Descripción del proyecto
Inefficient management of urban mobility leads to congestion with several socioeconomic and environmental adverse effects. Despite numerous research efforts and deployed technological solutions to address congestion, the problem still persists. One of the main reasons is attributed to the sparsity and low quality of traffic data. Unmanned Aerial Vehicles (UAVs) are an emerging, non-invasive, vision-based traffic sensing technology that offers economic viability and fast deployment. UAVs can swiftly and controllably move over disperse locations to capture road traffic data and simultaneously measure multiple traffic parameters. Despite these advantages, their applicability has so far been limited to occasional surveillance of road networks for live video monitoring or the extraction of historical traffic data.

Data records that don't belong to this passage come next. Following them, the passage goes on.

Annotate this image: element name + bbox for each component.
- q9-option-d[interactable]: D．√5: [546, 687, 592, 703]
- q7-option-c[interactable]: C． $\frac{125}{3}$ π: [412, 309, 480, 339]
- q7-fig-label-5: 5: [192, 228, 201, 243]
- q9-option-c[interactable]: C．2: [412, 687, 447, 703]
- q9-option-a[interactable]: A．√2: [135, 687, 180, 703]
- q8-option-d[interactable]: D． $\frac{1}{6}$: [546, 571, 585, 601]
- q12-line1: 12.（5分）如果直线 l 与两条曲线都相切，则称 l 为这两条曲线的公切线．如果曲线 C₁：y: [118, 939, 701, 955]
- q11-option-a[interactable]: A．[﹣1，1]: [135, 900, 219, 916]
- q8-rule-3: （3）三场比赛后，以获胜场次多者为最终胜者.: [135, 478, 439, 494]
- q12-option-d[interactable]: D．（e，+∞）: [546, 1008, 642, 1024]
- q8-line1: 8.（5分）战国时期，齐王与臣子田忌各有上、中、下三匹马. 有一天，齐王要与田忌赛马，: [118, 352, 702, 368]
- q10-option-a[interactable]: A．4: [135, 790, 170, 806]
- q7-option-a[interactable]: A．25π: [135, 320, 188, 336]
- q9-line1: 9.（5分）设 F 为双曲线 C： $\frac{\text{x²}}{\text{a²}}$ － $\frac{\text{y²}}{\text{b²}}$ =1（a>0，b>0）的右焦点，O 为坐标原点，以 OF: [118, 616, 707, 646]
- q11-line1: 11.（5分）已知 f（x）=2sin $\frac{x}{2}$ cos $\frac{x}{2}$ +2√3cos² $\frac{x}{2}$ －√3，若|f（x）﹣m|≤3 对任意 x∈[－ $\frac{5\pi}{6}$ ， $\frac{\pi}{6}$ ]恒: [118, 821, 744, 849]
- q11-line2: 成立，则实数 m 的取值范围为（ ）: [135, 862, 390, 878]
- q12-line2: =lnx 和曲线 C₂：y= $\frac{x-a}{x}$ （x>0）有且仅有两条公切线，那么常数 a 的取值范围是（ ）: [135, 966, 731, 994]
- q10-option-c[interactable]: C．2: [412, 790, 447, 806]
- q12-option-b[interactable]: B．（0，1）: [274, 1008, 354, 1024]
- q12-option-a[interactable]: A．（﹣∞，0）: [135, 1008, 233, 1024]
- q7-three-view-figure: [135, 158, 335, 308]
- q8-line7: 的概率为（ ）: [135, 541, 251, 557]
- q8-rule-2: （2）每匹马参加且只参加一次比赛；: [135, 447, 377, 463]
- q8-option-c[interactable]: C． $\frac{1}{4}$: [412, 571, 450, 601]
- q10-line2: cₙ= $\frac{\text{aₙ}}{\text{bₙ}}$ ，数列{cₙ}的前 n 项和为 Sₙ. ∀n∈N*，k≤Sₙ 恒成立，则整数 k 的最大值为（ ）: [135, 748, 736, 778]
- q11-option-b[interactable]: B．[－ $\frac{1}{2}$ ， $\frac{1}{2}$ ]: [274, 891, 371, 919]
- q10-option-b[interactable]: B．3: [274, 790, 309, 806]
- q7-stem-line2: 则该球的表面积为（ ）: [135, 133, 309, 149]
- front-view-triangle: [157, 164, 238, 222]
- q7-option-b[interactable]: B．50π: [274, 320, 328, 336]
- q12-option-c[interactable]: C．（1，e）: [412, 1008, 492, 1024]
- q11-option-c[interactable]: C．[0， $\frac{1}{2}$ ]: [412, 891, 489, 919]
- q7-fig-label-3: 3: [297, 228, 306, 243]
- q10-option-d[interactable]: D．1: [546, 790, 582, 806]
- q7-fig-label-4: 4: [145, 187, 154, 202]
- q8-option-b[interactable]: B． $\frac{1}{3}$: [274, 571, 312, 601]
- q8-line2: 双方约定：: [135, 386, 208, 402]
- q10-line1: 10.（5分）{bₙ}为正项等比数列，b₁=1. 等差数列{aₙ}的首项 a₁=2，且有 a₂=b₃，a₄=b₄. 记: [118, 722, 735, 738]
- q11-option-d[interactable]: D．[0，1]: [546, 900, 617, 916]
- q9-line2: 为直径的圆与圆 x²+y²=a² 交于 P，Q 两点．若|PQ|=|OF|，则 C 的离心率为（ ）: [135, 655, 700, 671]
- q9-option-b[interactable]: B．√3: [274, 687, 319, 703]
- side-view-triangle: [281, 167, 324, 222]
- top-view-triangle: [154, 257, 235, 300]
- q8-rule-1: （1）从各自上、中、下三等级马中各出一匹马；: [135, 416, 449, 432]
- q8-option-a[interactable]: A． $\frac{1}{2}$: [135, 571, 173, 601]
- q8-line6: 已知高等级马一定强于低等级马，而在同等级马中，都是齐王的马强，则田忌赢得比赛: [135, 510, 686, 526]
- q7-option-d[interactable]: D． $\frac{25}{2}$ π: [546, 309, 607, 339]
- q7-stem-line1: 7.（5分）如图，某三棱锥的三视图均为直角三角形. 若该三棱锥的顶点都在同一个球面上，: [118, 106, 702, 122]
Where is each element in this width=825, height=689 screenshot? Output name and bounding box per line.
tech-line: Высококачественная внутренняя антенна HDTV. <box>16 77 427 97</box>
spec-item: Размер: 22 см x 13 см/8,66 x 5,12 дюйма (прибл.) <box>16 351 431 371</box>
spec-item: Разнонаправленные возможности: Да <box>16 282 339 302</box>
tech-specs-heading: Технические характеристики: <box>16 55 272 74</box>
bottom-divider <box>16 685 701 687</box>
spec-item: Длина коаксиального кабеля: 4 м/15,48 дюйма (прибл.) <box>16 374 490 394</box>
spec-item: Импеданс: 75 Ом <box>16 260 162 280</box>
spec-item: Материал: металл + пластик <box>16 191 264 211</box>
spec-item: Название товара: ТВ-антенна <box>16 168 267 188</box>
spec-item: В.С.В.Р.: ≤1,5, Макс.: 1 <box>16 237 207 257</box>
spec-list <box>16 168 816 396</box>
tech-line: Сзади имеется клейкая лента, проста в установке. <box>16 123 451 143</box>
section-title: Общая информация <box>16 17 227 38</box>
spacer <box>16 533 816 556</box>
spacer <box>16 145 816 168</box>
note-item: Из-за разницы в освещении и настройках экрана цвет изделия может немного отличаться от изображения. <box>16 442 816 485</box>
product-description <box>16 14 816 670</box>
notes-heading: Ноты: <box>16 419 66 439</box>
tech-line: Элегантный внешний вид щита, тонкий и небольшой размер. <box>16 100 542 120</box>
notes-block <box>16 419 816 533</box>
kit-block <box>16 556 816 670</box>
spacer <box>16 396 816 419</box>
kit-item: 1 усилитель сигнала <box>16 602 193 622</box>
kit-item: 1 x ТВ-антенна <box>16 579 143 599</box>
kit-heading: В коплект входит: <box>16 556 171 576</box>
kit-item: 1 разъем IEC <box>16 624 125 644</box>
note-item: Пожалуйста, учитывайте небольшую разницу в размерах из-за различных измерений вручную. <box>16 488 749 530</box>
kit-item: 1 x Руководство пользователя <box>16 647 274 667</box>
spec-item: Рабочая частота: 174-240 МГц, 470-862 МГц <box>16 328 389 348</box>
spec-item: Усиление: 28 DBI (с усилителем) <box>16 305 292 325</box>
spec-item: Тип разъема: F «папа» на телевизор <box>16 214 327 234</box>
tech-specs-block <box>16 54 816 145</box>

URANUS proposes real-time, dynamic, and continuous UAV-based sensing of vehicular and pedestrian traffic and the use of the collected information for UM management. The envisioned paradigm features: (a) intelligent spatiotemporal sampling from UAVs, (b) the generation of complete spatiotemporal measurement sets with quantified uncertainty, (c) the development of suitable methodologies to 'close the loop', by jointly controlling the urban mobility (UM) and UAV networks for enhanced UM performance, and (d) the strategic selection of measured parameters. In this context, URANUS will design a solid framework for real-time urban mobility management targeting both vehicular and pedestrian traffic. The developed framework will include UM monitoring, UM control, and UAV operational planning methodologies, exploiting the unique URANUS sensing characteristics. Success of this project will transform our understanding of joint optimization between sensing, monitoring, and control, not only in UM management but also in other UAV-centric fields such as air pollution monitoring.